As diferenças etárias por si só, porém, não são o suficiente para explicar todas as discrepâncias de taxas de vacinação. Reportagem da Folha de S.Paulo mostrou que, mesmo dentro do grupo de idosos acima de 70 anos, houve mais vacinação nos bairros de maior IDH da cidade de São Paulo – diferença explicada por problemas relacionados à logística e à distribuição das vacinas na periferia, que agravaram ainda mais a desigualdade.
No Rio de Janeiro, bairros nobres concentram menos vacinados do que seus equivalentes em Manaus e São Paulo, mas as disparidades ainda chamam atenção. As regiões mais vacinadas da cidade são Santa Tereza e o Centro, com 25,8% e 19,6% de seus habitantes imunizados. Em comparação, na região administrativa da Lagoa – a mais rica da cidade e que inclui bairros nobres como Ipanema, Leblon e a Gávea –, a taxa é de 12,9%, atrás de bairros da Zona Norte como Irajá e Méier. O maior problema da vacinação carioca, no entanto, são as comunidades. Logo ao lado do elitizado Leblon, a vacinação mal parece ter começado no Morro do Vidigal. No CEP que engloba metade do bairro, apenas 4% da população recebeu a primeira dose. No Jacarezinho, a taxa é de 3,9%. No Complexo do Alemão e na Maré, 5% e 5,6% respectivamente.
No início da campanha de vacinação contra a Covid-19, muitas capitais apostaram na estratégia do drive-thru. Esse método é eficiente para vacinar com rapidez, mas exclui muitas pessoas, já que implica ter um carro. O cadastramento virtual também pode dificultar o acesso para idosos e populações mais pobres sem acesso à internet. De acordo com o epidemiologista Antônio Neto, algumas capitais demoraram a utilizar o que há de melhor nas campanhas de vacinação brasileiras, que é a capilaridade do SUS. “As cidades que estão sendo mais bem sucedidas [na vacinação] são aquelas que estão utilizando ao máximo a sua rede SUS e seus postos de saúde que estão mais perto das comunidades.”
Mesmo em uma cidade que parece ter equilibrado melhor a distribuição de doses, como é o caso de Salvador, os problemas persistem. Na capital baiana, a relação entre vacinação e renda não é tão forte, mas ainda assim os bairros mais abastados têm mais vacinados que a periferia.

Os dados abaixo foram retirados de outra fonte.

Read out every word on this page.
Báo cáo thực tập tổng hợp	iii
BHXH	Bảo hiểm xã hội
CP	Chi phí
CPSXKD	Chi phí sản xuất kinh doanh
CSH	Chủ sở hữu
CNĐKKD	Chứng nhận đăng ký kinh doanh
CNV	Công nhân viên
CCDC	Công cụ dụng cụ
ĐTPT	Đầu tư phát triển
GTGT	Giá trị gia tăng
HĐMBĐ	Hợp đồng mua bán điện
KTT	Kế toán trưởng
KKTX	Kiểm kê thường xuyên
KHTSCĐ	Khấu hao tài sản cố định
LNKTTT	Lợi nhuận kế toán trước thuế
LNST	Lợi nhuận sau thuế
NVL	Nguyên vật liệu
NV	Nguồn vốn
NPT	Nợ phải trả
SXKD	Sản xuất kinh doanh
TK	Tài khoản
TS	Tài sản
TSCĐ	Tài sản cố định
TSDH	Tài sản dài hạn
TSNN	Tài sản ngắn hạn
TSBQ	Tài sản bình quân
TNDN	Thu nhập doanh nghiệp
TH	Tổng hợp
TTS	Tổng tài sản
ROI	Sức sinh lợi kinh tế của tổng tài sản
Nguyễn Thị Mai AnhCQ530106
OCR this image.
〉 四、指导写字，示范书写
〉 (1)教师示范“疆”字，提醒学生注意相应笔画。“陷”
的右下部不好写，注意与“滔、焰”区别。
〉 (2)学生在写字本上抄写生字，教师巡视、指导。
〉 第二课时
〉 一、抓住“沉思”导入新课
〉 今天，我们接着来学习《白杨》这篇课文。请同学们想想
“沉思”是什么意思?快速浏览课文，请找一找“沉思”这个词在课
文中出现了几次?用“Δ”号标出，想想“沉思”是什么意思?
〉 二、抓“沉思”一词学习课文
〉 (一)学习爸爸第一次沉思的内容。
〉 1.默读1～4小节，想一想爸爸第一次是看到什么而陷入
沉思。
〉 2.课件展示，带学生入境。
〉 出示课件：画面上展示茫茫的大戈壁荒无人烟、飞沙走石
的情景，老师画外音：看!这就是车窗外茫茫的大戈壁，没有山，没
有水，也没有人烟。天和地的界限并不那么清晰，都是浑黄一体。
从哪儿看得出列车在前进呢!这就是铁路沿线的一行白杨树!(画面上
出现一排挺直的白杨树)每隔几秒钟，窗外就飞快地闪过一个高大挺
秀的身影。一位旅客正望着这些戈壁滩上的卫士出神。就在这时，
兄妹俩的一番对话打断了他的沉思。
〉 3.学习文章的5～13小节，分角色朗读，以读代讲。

Enquanto o subdistrito de Vitória – que engloba os bairros mais ricos da cidade como Vitória e Ondina – vacinou 19,3% de sua população, os subdistritos periféricos de Periperi e Pirajá têm cerca de 11% dos habitantes imunizados com a primeira dose.
A ideia inicial de que a pandemia impactaria a vida das pessoas de maneira igual durou pouco; na verdade, ela escancarou ainda mais as desigualdades brasileiras. “Me sinto abandonada. A parte da população que mais necessita de ajuda fica de fora e sem apoio”, afirma Ieda Mandelli. A área mais impactada pela epidemia nas capitais, ou seja, a periferia, provavelmente será a última a mitigar o vírus, se a estratégia de vacinação continuar a mesma. “Estamos nessa situação de falta de coordenação nacional e de pouca vacina, e isso tudo faz com que a discrepância se acentue”, afirma o epidemiologista Netto.
Nesta semana, a motorista Ieda Mandelli foi afastada do trabalho por suspeita de Covid. O resultado do exame PCR ainda não saiu. Segundo as previsões de vacinação de São Paulo, ela deveria receber a primeira dose no início de maio – momento que ela aguarda com impaciência. “Estou na contagem regressiva.”